A Bench of Justices H.L. Gokhale and Kurian Joseph, in a brief order, said: “This application is seeking bail on the ground of ill health of the applicant. There is a report which places on record the names of doctors who have examined the applicant, the treatment which has been given to him at the Manipal Hospital and the medication which has been prescribed.”
It went on to state: “The report states that the applicant has to report for review after two months to be ready for the eye surgery. Mr. Prashant Bhushan [counsel for petitioner] presses the bail application submitting that there is no reason as to why the applicant should be retained in custody with his present condition. Mr. Raju Ramachandran, senior counsel for Karnataka on the other hand, opposes this bail application very much.”“We are of the view that it will be better that the applicant is examined in a week. In the event his condition requires hospitalisation, he will be shifted to Manipal Hospital until he is ready for the eye surgery.
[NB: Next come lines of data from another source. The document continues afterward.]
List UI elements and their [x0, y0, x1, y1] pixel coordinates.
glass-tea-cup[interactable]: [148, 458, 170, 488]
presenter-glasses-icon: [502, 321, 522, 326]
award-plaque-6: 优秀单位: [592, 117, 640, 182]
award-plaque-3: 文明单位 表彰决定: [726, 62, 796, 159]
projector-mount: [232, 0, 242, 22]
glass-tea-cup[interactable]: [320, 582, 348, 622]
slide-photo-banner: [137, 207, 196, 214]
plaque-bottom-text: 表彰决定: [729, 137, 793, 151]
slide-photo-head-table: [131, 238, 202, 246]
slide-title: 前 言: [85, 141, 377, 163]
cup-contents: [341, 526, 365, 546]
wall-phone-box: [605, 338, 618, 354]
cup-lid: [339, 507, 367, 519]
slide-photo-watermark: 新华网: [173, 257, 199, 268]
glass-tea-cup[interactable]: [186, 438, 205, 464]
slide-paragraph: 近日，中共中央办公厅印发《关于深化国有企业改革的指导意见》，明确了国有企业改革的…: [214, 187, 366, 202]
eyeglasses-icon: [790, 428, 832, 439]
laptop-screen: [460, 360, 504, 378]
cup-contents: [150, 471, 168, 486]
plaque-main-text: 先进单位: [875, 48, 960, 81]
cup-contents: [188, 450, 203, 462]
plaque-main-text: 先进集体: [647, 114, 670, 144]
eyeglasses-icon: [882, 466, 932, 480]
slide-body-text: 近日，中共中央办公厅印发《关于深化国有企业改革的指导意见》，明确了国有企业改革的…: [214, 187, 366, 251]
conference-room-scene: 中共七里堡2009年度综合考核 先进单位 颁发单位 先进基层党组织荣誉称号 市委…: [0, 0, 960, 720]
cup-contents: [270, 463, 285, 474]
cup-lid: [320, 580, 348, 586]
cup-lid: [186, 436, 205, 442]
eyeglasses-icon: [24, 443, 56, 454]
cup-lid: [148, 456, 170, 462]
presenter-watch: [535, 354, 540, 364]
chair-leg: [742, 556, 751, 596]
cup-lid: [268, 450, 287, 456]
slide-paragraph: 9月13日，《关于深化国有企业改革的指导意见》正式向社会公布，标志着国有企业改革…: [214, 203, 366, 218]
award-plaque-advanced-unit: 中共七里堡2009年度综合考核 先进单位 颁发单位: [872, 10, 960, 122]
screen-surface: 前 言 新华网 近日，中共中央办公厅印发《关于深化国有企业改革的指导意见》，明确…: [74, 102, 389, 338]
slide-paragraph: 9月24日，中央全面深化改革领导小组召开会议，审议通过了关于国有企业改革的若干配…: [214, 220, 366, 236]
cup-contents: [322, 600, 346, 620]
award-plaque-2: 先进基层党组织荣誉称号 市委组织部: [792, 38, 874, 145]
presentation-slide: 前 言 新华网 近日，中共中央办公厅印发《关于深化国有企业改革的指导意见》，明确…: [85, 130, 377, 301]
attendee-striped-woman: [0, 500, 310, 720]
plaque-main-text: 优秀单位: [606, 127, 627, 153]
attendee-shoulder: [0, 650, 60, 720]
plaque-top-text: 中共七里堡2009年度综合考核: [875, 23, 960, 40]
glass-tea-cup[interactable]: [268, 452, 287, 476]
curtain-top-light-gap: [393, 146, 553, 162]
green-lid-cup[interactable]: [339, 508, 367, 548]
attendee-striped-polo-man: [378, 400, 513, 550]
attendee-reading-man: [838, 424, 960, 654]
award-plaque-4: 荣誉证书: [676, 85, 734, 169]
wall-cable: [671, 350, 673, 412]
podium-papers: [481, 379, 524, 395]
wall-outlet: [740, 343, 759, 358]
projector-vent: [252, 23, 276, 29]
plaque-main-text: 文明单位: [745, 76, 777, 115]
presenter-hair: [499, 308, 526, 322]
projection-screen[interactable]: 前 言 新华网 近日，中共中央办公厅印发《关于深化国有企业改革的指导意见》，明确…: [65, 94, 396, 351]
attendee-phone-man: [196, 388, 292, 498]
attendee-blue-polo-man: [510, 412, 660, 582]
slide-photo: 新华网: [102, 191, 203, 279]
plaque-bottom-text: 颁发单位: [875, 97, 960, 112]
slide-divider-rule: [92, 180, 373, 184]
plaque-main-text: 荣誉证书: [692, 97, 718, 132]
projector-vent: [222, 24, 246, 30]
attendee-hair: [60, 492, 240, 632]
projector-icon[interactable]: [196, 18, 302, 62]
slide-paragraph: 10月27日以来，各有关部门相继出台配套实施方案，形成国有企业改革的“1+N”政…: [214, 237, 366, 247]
The expenses for hospitalisation and the eye surgery will be borne by the State of Karnataka as he is in the custody of the State of Karnataka. The wife and near relatives of the applicant will be allowed to visit him and meet at the Hospital. The authorities will see to it that the food which is required in his present condition is made available to him either in jail or at the Manipal Hospital,” the Bench said.
In his special leave petition against a fast-track court order rejecting his bail, Mr. Madani said he was now a handicapped person and his movements were restricted on account of amputation of his right leg below the knee. He said he was dependent upon a wheelchair for his movements, and that he was suffering from chronic diabetes, coronary heart disease and cervical spondylosis, among other ailments.
Mr. Bhushan submitted that due to the fluctuating and chronic diabetes Mr. Madani was suffering from, coupled with the lack of appropriate treatment, he could not undergo the eye surgery. Mr. Madani, the lawyer argued, could be released on interim bail so that he could get proper treatment and eat home-cooked food, which was essential to bringing down the blood sugar level.